After M.I.A. performed with Madonna at the Super Bowl halftime show, media coverage connected her use of her middle finger to Janet Jackson’s infamous wardrobe malfunction implying that the singer and network could face similar scrutiny. However, these complaints do not seem to be coming from the viewers or directed at the FCC; the Parents Television council has said they do not plan to file with the Federal Communications Commission. Due to the reactionary nature of the FCC, strict guidelines are not set for what consists of decent programming.

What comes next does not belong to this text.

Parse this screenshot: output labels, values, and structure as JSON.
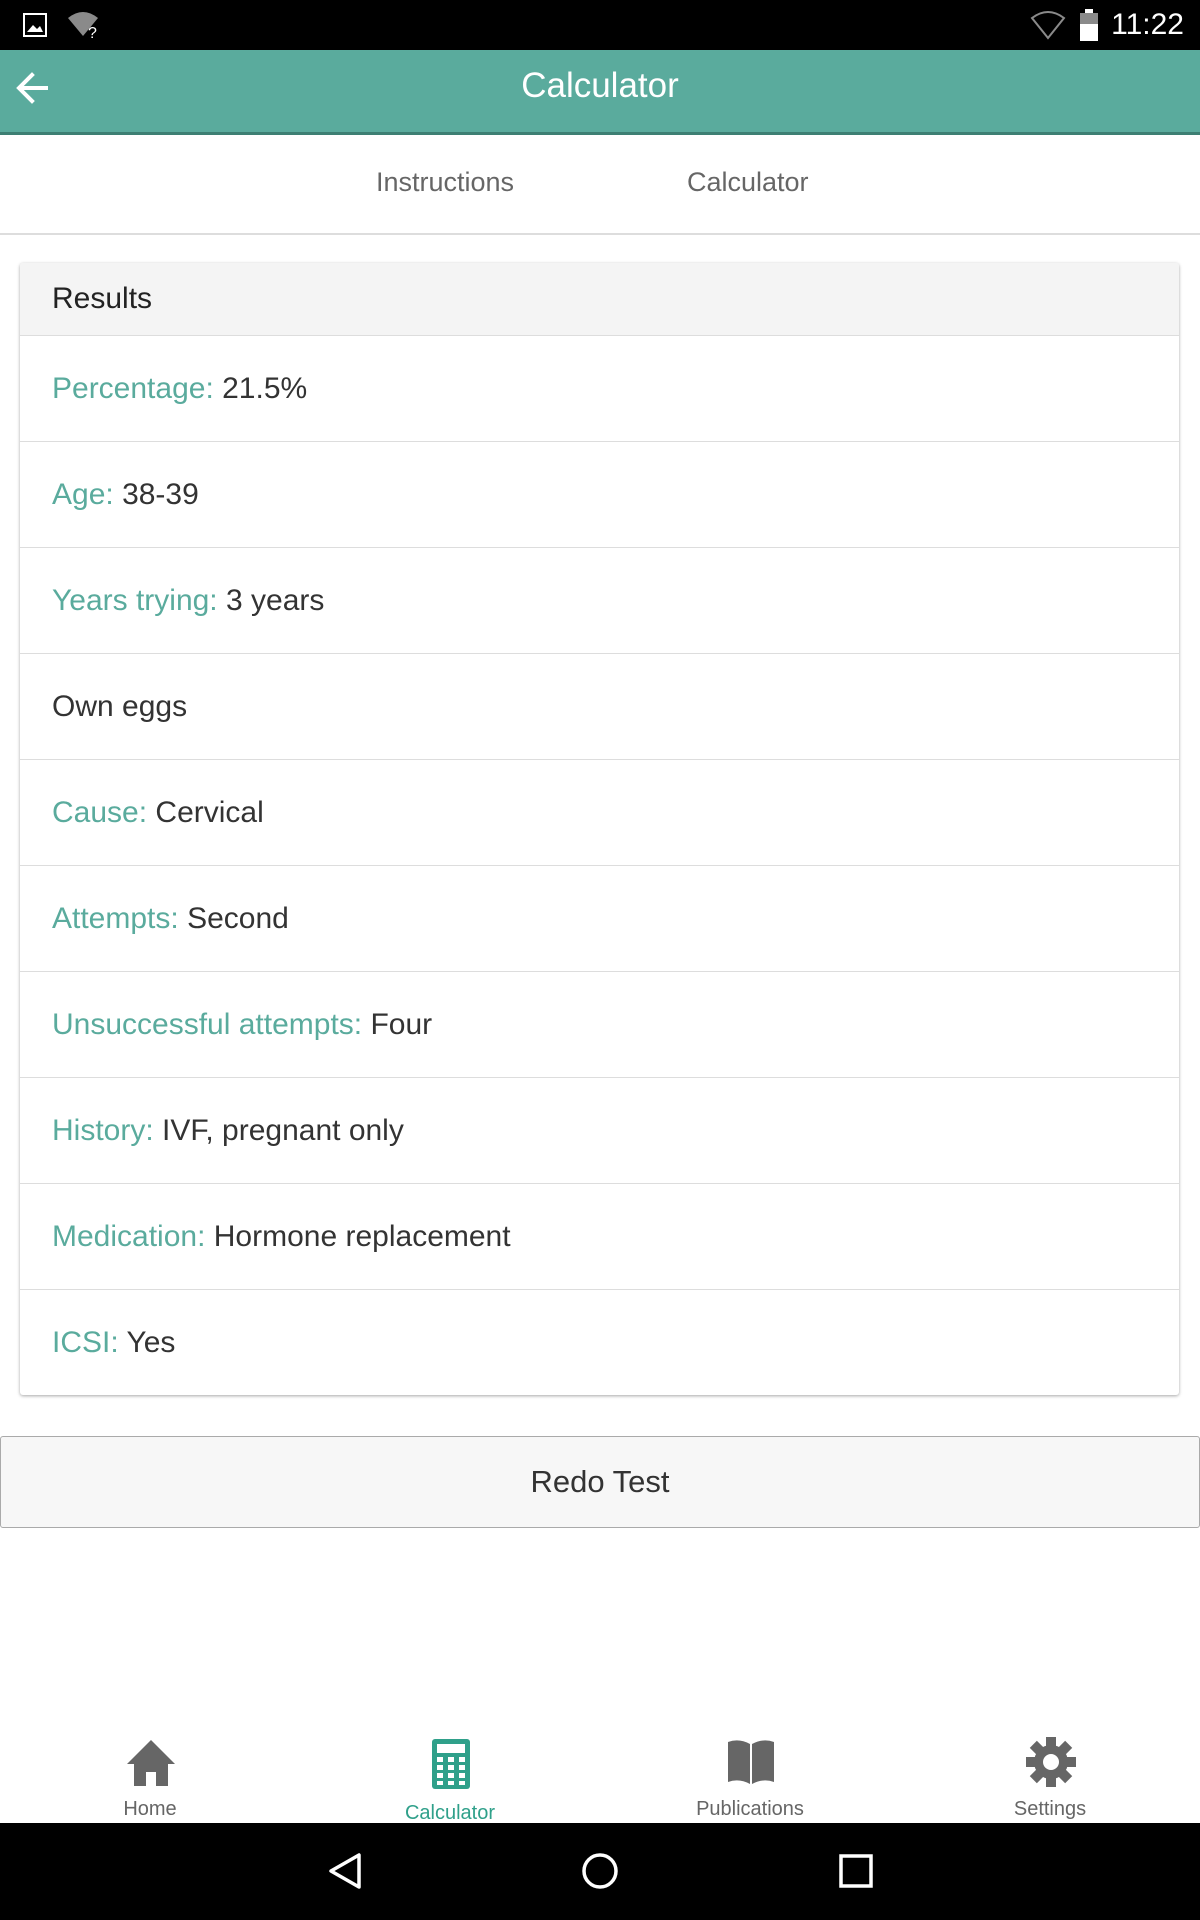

Currently, a case within the Supreme Court is debating whether the current guidelines set in place for the FCC are constitutional. Large fines can be placed for even accidental (on the networks part) expletives and regulates media content. This use of regulation is justified, despite claims that it inhibits freedom of the press, because the airwaves are a public resource and should meet standards for all potential viewers. However, even if it is within the rights of the FCC to regulate content, are current standards, due to their vague nature, set too high? Massive fines can be applied in accidental or unclear situations, causing some to say current standards are unfair, especially because cable has provided a wider range of options for audiences to choose what is appropriate for themselves.
Regardless of the ultimate decision, it is clear that a process of regulation based on complaints has lead to warped standards of decency in prime time television. While many live broadcasts are being challenged, many scripted shows seem to go unchecked or ignored, as pointed out on The Daily Show. Shows, therefore, try to find a balance between shocking, attention and ratings grabbing plotlines, and avoiding potential fines.